“Wow, well done on your column,” some say. “Thank you,” I reply a little mortified.
“I didn’t know you were a journalist,” others say. “Oh I’m not,” I reply even more mortified.
“What do you write about?” they say. “Nothing amazing, just a comment on my life I suppose,” I reply, definitely more mortified than ever before.
These are just some of the regular remarks I get about my weekly column in the Irish Examiner Feelgood magazine. After nearly four years of blogging relatively anonymously locally, I’m beginning to get more used to those around me knowing I write.
I think so. For the first few weeks I over thought everything, knowing people I knew well would read it, conscious of what they’d think and how I’d come across.

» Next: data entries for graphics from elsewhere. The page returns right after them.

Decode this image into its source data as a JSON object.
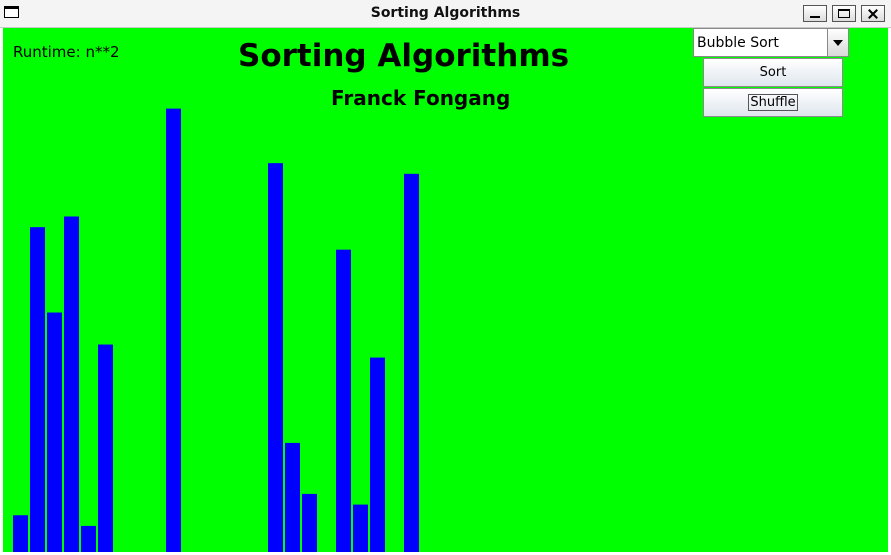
{
  "window": {
    "title": "Sorting Algorithms"
  },
  "panel": {
    "runtime": "Runtime: n**2",
    "heading": "Sorting Algorithms",
    "author": "Franck Fongang"
  },
  "controls": {
    "algorithm_selected": "Bubble Sort",
    "sort_label": "Sort",
    "shuffle_label": "Shuffle"
  },
  "colors": {
    "background": "#00ff00",
    "bar": "#0000ff"
  },
  "chart_data": {
    "type": "bar",
    "values": [
      31,
      274,
      202,
      283,
      22,
      175,
      0,
      0,
      0,
      374,
      0,
      0,
      0,
      0,
      0,
      328,
      92,
      49,
      0,
      255,
      40,
      164,
      0,
      319,
      0,
      0,
      0,
      0,
      0,
      0,
      0,
      0,
      0,
      0,
      0,
      0,
      0,
      0,
      0,
      0,
      0,
      0,
      0,
      0,
      0,
      0,
      0,
      0,
      0,
      0,
      0,
      0,
      0,
      0,
      0,
      0,
      0,
      0,
      0,
      0,
      0,
      0,
      0,
      0,
      0,
      0,
      0,
      0,
      0,
      0,
      0,
      0,
      0,
      0,
      0,
      0,
      0,
      0,
      0,
      0,
      0,
      0,
      0,
      0,
      0,
      0,
      0,
      0,
      0,
      0,
      0,
      0,
      0,
      0,
      0,
      0,
      0,
      0,
      0,
      0
    ],
    "ylim": [
      0,
      400
    ]
  }
}
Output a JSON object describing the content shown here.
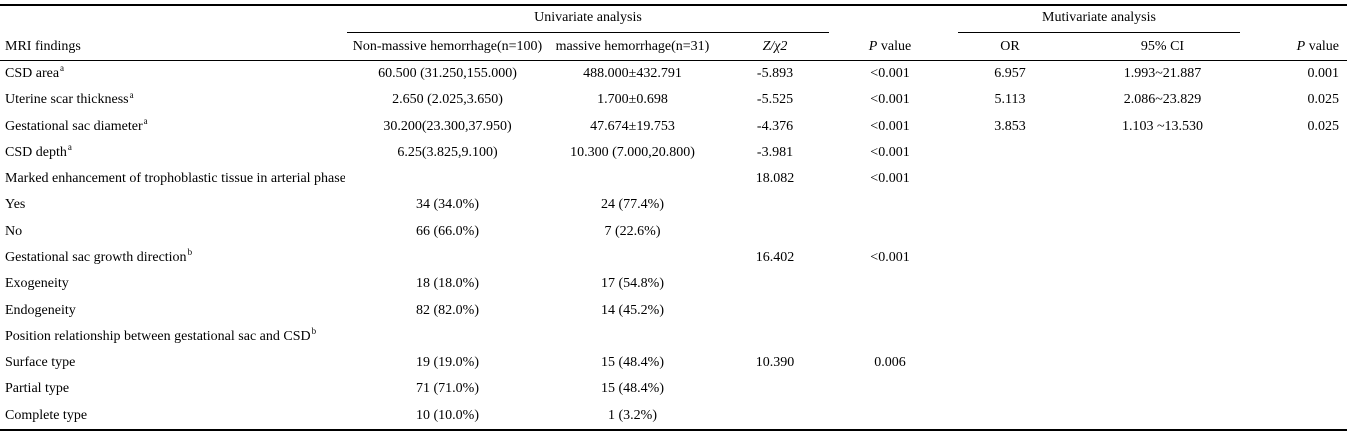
{
  "meta": {
    "background_color": "#ffffff",
    "text_color": "#000000",
    "line_color": "#000000"
  },
  "table": {
    "groups": {
      "univariate": "Univariate analysis",
      "multivariate": "Mutivariate analysis"
    },
    "columns": [
      {
        "label": "MRI findings"
      },
      {
        "label": "Non-massive hemorrhage(n=100)"
      },
      {
        "label": "massive hemorrhage(n=31)"
      },
      {
        "label_italic": "Z/χ2",
        "label": ""
      },
      {
        "label_italic": "P",
        "label": " value"
      },
      {
        "label": "OR"
      },
      {
        "label": "95% CI"
      },
      {
        "label_italic": "P",
        "label": " value"
      }
    ],
    "rows": [
      {
        "label": "CSD area",
        "sup": "a",
        "cells": [
          "60.500 (31.250,155.000)",
          "488.000±432.791",
          "-5.893",
          "<0.001",
          "6.957",
          "1.993~21.887",
          "0.001"
        ]
      },
      {
        "label": "Uterine scar thickness",
        "sup": "a",
        "cells": [
          "2.650 (2.025,3.650)",
          "1.700±0.698",
          "-5.525",
          "<0.001",
          "5.113",
          "2.086~23.829",
          "0.025"
        ]
      },
      {
        "label": "Gestational sac diameter",
        "sup": "a",
        "cells": [
          "30.200(23.300,37.950)",
          "47.674±19.753",
          "-4.376",
          "<0.001",
          "3.853",
          "1.103 ~13.530",
          "0.025"
        ]
      },
      {
        "label": "CSD depth",
        "sup": "a",
        "cells": [
          "6.25(3.825,9.100)",
          "10.300 (7.000,20.800)",
          "-3.981",
          "<0.001",
          "",
          "",
          ""
        ]
      },
      {
        "label": "Marked enhancement of trophoblastic tissue in arterial phase",
        "sup": "b",
        "cells": [
          "",
          "",
          "18.082",
          "<0.001",
          "",
          "",
          ""
        ]
      },
      {
        "label": "Yes",
        "sup": "",
        "cells": [
          "34 (34.0%)",
          "24 (77.4%)",
          "",
          "",
          "",
          "",
          ""
        ]
      },
      {
        "label": "No",
        "sup": "",
        "cells": [
          "66 (66.0%)",
          "7 (22.6%)",
          "",
          "",
          "",
          "",
          ""
        ]
      },
      {
        "label": "Gestational sac growth direction",
        "sup": "b",
        "cells": [
          "",
          "",
          "16.402",
          "<0.001",
          "",
          "",
          ""
        ]
      },
      {
        "label": "Exogeneity",
        "sup": "",
        "cells": [
          "18 (18.0%)",
          "17 (54.8%)",
          "",
          "",
          "",
          "",
          ""
        ]
      },
      {
        "label": "Endogeneity",
        "sup": "",
        "cells": [
          "82 (82.0%)",
          "14 (45.2%)",
          "",
          "",
          "",
          "",
          ""
        ]
      },
      {
        "label": "Position relationship between gestational sac and CSD",
        "sup": "b",
        "cells": [
          "",
          "",
          "",
          "",
          "",
          "",
          ""
        ]
      },
      {
        "label": "Surface type",
        "sup": "",
        "cells": [
          "19 (19.0%)",
          "15 (48.4%)",
          "10.390",
          "0.006",
          "",
          "",
          ""
        ]
      },
      {
        "label": "Partial type",
        "sup": "",
        "cells": [
          "71 (71.0%)",
          "15 (48.4%)",
          "",
          "",
          "",
          "",
          ""
        ]
      },
      {
        "label": "Complete type",
        "sup": "",
        "cells": [
          "10 (10.0%)",
          "1 (3.2%)",
          "",
          "",
          "",
          "",
          ""
        ]
      }
    ]
  }
}
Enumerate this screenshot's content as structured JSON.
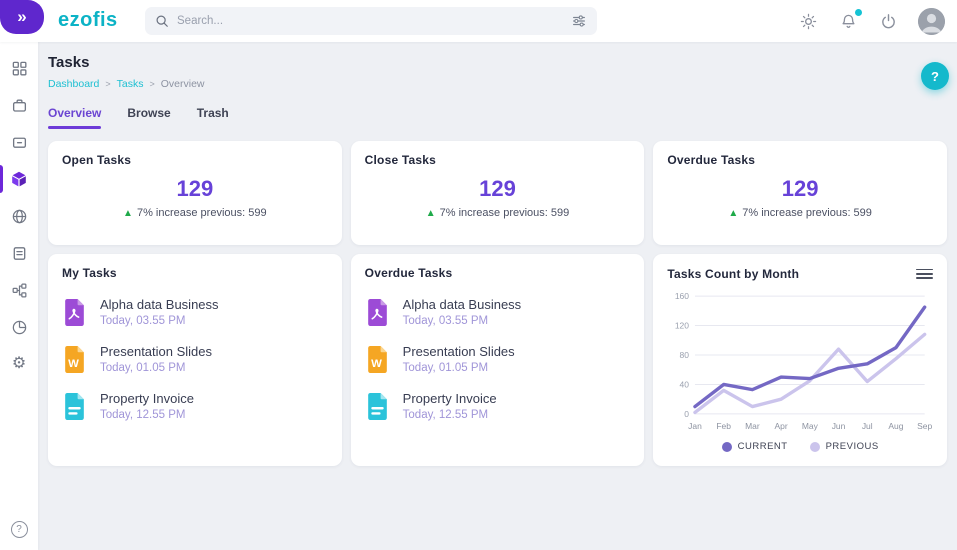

Then one day one of my regular blog readers, Jean from Social Bridge, commented, “Now you sound like yourself.” Since then I feel I have relaxed a lot, maybe not as relaxed as I am here, but more than I was.
The writing is still a bit of a pressure though. There are days when I wander about thinking about things I could write, but unfortunately they feature others in my life who have not signed up to appear in the paper so I must think of something else. Most weeks by the time I’m sitting to write I’ve a good idea of the topic, however occasionally, I open the lap top with deadline looming and not an idea in the world of what I am about to write. Thankfully something usually comes to mind and my fingers take flight.
As to how long my column will last, I’m not sure. To be honest every time I read an email from the editor I think she’s either telling me she can’t print that last article as it’s rubbish or she’s about to tell me nicely, I’m no longer needed. To date neither has happened but that doesn’t stop my blood pressure rising whenever I see her name in my in box!
All in all it’s been a really good experience. I’ve learned to cope with having my writing publicly acknowledged, I’ve managed to stick to a deadline, I’ve somehow found something humorous to write about my life every week and I’ve given myself a little kudos as a writer.
Are there any negatives to it? Yes. I’m still not over the embarrassment I feel when people speak publicly of something I’ve written and the fact a photograph of me is over the column, but perhaps the biggest negative is the time it’s taken from writing here. I do miss spilling my thoughts out and reading other blogs, but for now I’m spread as thin as I can be with the column, coaching and teaching swimming and also trying to find time to write stories and flash fiction.
It’s not a bad complaint though is it? There are many days when I wonder at the changes in my life since I first decided to begin this blog, four years ago this month. It’s been a steep learning curve and whilst I’ve enjoyed every minute of writing what I could never have known, is that blogging would lead to my making a whole host of online friends along the way.